Two rounds of 2013 furloughs have taken their toll on civilian's too.

"That would definitely influence some people, especially when you talk about DoD contractors, because the job security is gone," said Army Veteran Ryan Sutton.

According to a survey by Texas-based First Command Financial Services, economic worries are causing two out of three middle class, Military families to spend less this Thanksgiving.

"It doesn't surprise me at all, we're certainly cutting back," said Raylene.

Stay-at-home Military mom Tabitha Madrid has been saving up for the holidays all year.

"I start the day after Christmas, Christmas shopping.

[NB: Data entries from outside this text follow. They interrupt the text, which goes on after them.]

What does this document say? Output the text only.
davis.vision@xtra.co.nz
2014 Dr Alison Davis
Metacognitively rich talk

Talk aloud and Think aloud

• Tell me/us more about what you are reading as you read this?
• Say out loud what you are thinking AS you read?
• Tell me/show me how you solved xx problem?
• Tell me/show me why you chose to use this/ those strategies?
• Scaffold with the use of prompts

That way we can do it throughout the year," she said.

"We have a deep freezer, so throughout the year, if we find a turkey on sale, we'll buy a turkey and then stick it in the freezer," added Tabitha.

Some Military families, who give our country so much more than they could ever be compensated for, have taken their financial fight to the web

Facebook pages, like Savealotmom, pop up around Military installations, so that families can join forces when it comes to discounts and savings.

And though every family's needs and resources are different, the true meaning of the holidays remains the same.

"So I'm sure our kids will be fine, and we'll just do a lot smaller of a meal, and no traveling," said Raylene.

She's thankful for what they do have and hopeful about the new year.